I have more experience with Rs data.table , but I'm trying to learn pandas . In data.table I can do something like this:
> head(dt_m) event_id device_id longitude latitude time_ category 1: 1004583 -100015673884079572 NA NA 1970-01-01 06:34:52 1 free 2: 1004583 -100015673884079572 NA NA 1970-01-01 06:34:52 1 free 3: 1004583 -100015673884079572 NA NA 1970-01-01 06:34:52 1 free 4: 1004583 -100015673884079572 NA NA 1970-01-01 06:34:52 1 free 5: 1004583 -100015673884079572 NA NA 1970-01-01 06:34:52 1 free 6: 1004583 -100015673884079572 NA NA 1970-01-01 06:34:52 1 free app_id is_active 1: -5305696816021977482 0 2: -7164737313972860089 0 3: -8504475857937456387 0 4: -8807740666788515175 0 5: 5302560163370202064 0 6: 5521284031585796822 0 dt_m_summary <- dt_m[, .( mean_active = mean(is_active, na.rm = TRUE) , median_lat = median(latitude, na.rm = TRUE) , median_lon = median(longitude, na.rm = TRUE) , mean_time = mean(time_) , new_col = your_function(latitude, longitude, time_) ) , by = list(device_id, category) ]
New columns ( mean_active via new_col ), as well as device_id and category will appear in dt_m_summary . I could also do a similar by conversion on the source table if I need a new column that has groupby-apply results:
dt_m[, mean_active := mean(is_active, na.rm = TRUE), by = list(device_id, category)]

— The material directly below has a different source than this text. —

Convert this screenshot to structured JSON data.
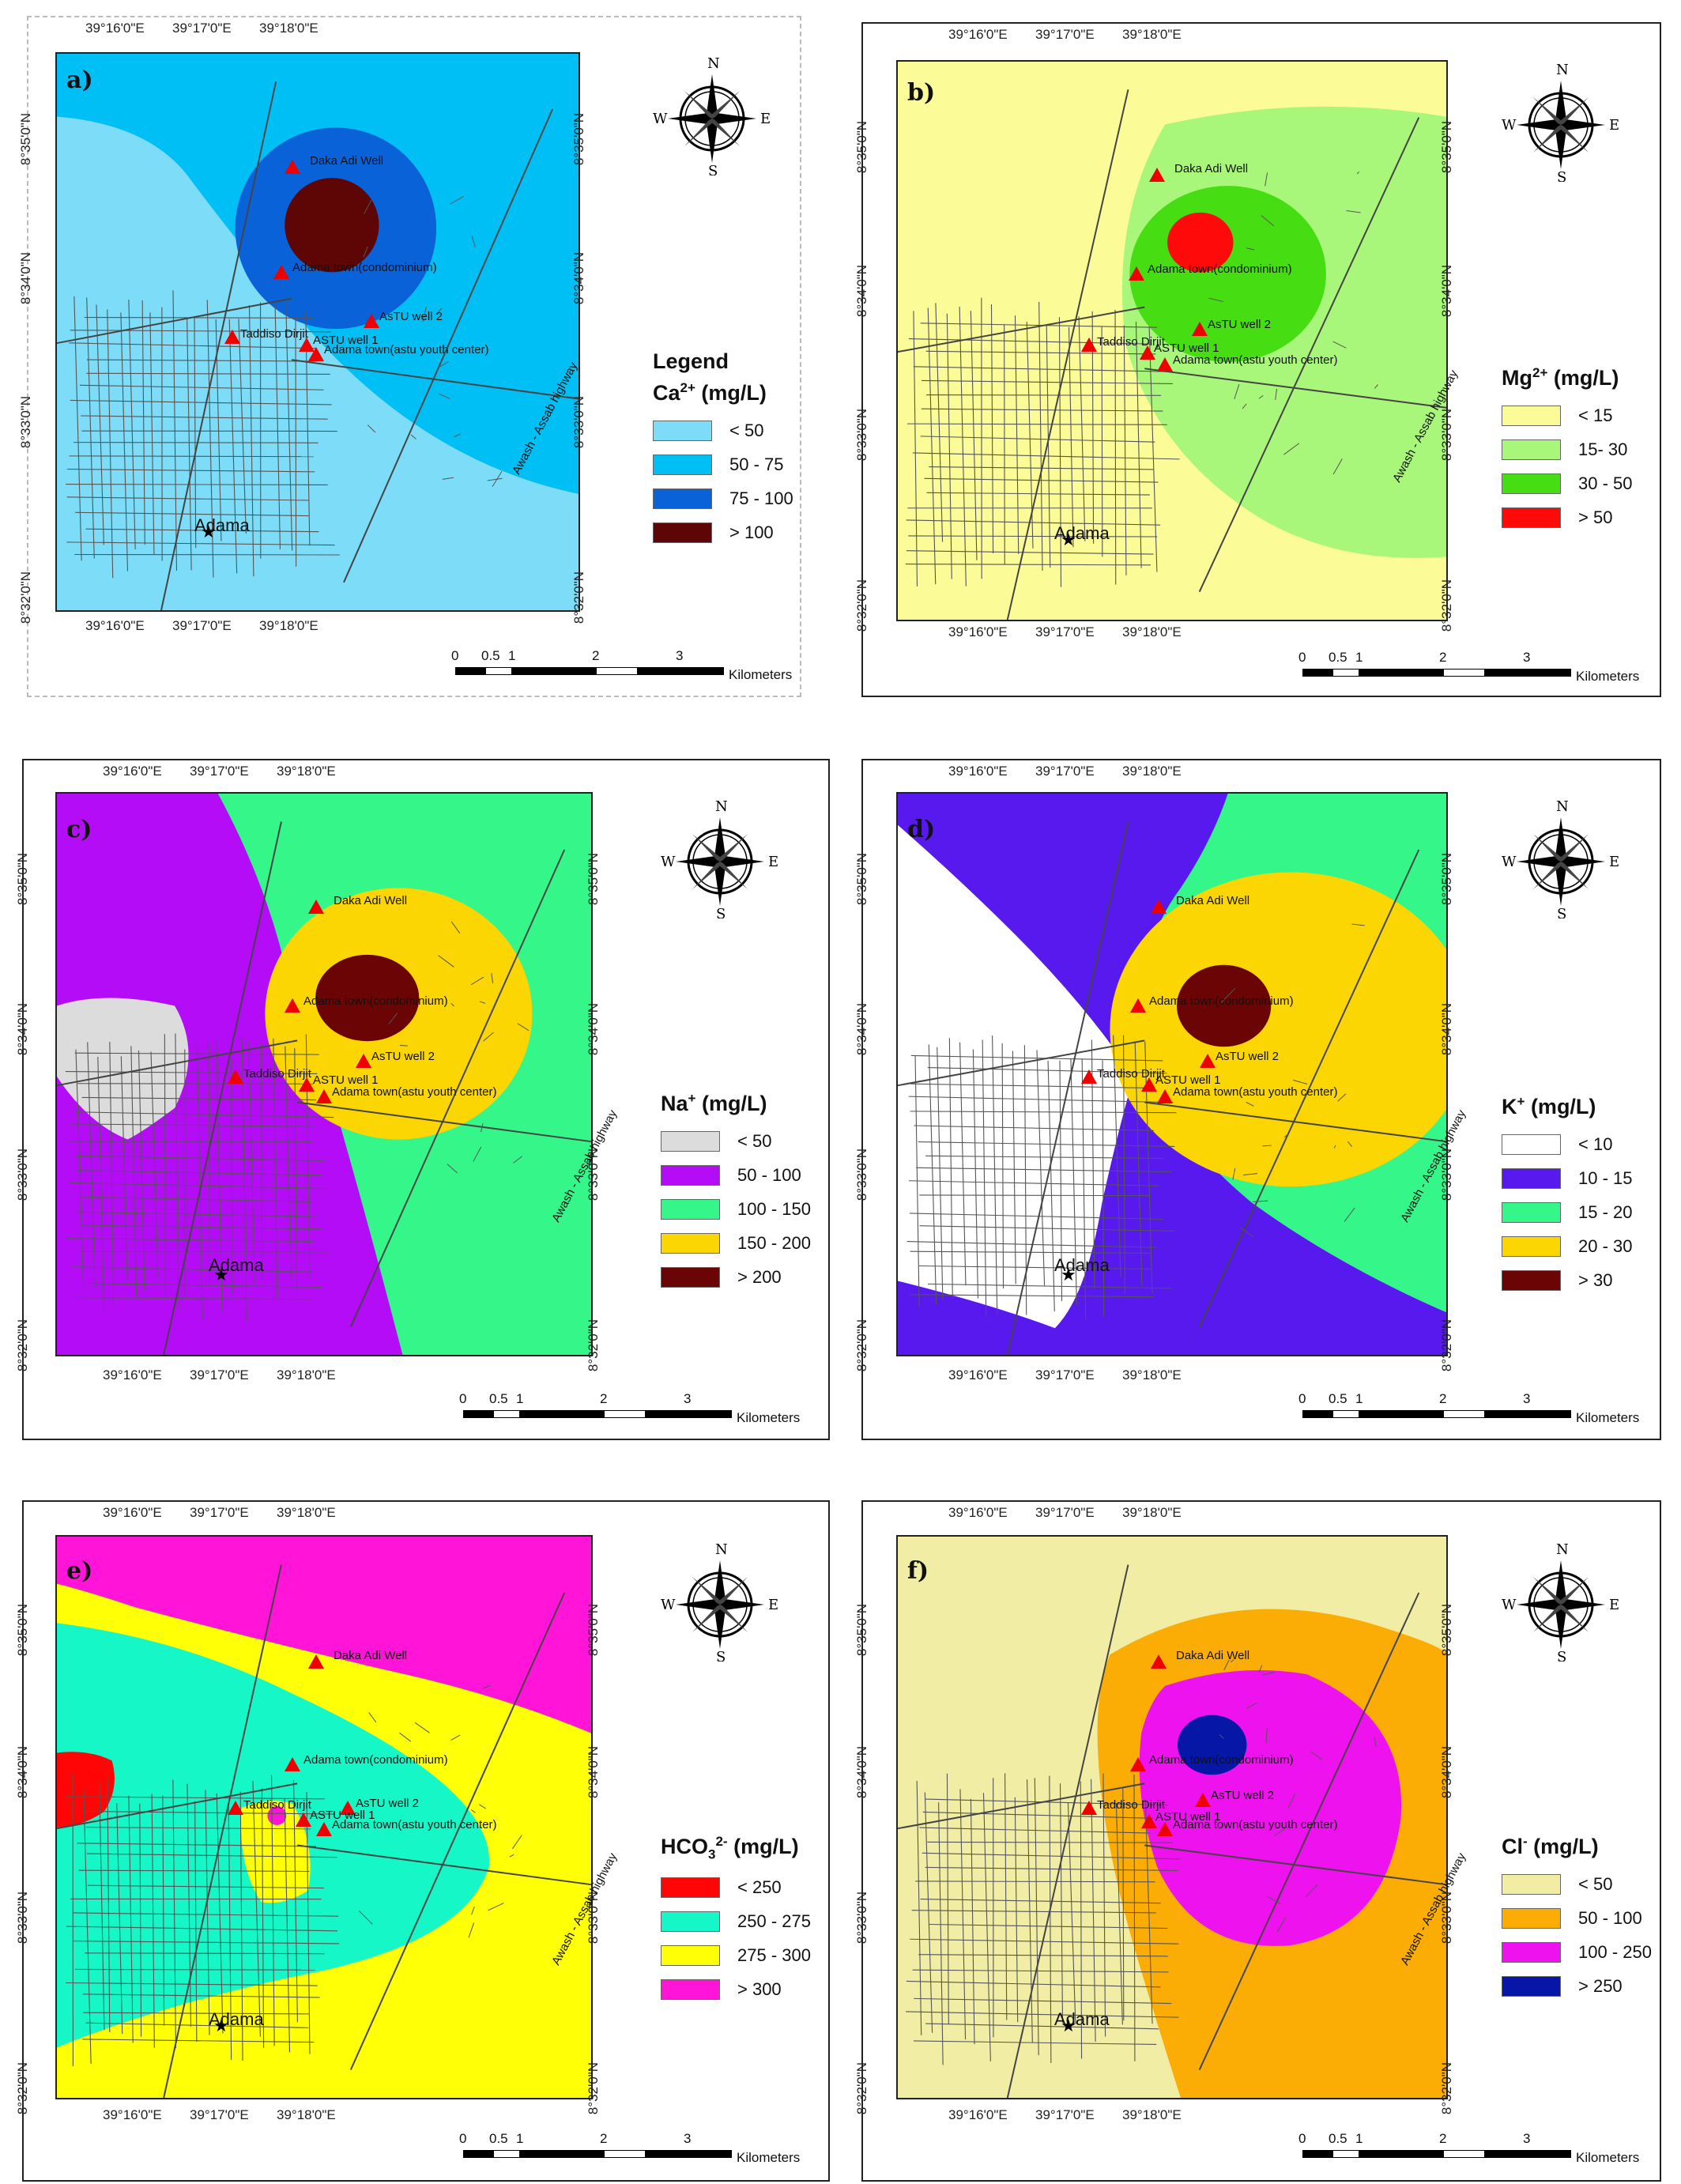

(in case I wanted, for example, to select strings where mean_active greater than some threshold, or to do something else).
I know there is groupby in pandas , but I have not found a way to make it look like simple transforms, as mentioned above. The best I could think of is to make a series of group requests and then combine the results into a single dataframe , but that seems very awkward. Is there a better way to do this?